Most cleft lip and cleft palate instances, according to researchers, are brought on by a combination of environmental and genetic factors. In many infants, the cause is never identified.

Genes that induce clefting can be passed down from either the mother or the father, either alone or in combination with other indicators of a genetic condition that includes a cleft lip or cleft palate. In certain instances, a cleft is really brought on by an environmental trigger after a baby inherits a gene that increases their risk of developing one.

Risk elements

A baby’s risk of having a cleft lip and palate may be increased by a number of factors, such as:

family background. A child born to parents with a family history of cleft lip or cleft palate is more likely to have a cleft.
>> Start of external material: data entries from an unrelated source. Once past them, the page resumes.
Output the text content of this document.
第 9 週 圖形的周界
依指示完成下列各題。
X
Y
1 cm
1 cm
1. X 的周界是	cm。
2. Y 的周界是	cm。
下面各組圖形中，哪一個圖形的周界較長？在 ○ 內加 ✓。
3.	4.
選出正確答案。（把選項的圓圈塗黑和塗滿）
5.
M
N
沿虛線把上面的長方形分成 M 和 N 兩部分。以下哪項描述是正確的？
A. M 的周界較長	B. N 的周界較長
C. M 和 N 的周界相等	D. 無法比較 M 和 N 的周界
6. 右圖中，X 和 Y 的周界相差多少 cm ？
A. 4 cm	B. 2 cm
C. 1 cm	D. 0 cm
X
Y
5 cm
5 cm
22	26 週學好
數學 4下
exposure to specific chemicals when pregnant. Pregnant women who smoke, drink alcohol, or take certain drugs may be at an increased risk of developing cleft lip and cleft palate.

having diabetes. Pregnant women with diabetes may be more likely to give birth to a child who has a cleft lip, either with or without a cleft palate, according to some research.

becoming overweight when pregnant. According to some research, children born to obese mothers may be more likely to develop cleft lip and palate.

Cleft lip, with or without cleft palate, is more common in males. Females are more likely to have cleft palates without cleft lips. According to reports, Native Americans in the US have the highest prevalence of cleft lip and palate, while African-Americans have the lowest.

Issues

Depending on the kind and severity of the cleft, children with cleft lip, cleft palate, or both encounter different difficulties.

feeding difficulties. After birth, feeding is one of the most pressing issues. While most babies with cleft lip can breast-feed, a cleft palate may make sucking difficult.

hearing loss and ear infections. Particularly vulnerable to middle ear fluid and hearing loss are infants with cleft palates.

dental issues. Tooth development may be impacted if the cleft penetrates the upper gum.

speech issues. A cleft palate can impact the development of proper speech since the palate is utilized to generate sounds. Speech could come off as overly nasal.

difficulties in managing a medical issue. Due to physical disparities and the strain of receiving critical medical care, children with clefts may experience social, emotional, and behavioral issues.

Avoidance

Parents naturally worry about the likelihood of having another kid with a cleft after their first child is born. Although it is impossible to avoid many cases of cleft lip and cleft palate, you can reduce your risk or improve your comprehension by doing the following actions:

Think about genetic counseling. Before you become pregnant, let your doctor know whether you have a family history of cleft lip and cleft palate. To find out your chance of having children with cleft lip and cleft palate, your doctor could recommend that you see a genetic counselor.

Consume prenatal vitamins. Consult your doctor about taking prenatal vitamins if you intend to become pregnant soon.

Avoid alcohol and tobacco use. Pregnancy-related alcohol or tobacco use raises the chance of a child being born with a birth defect.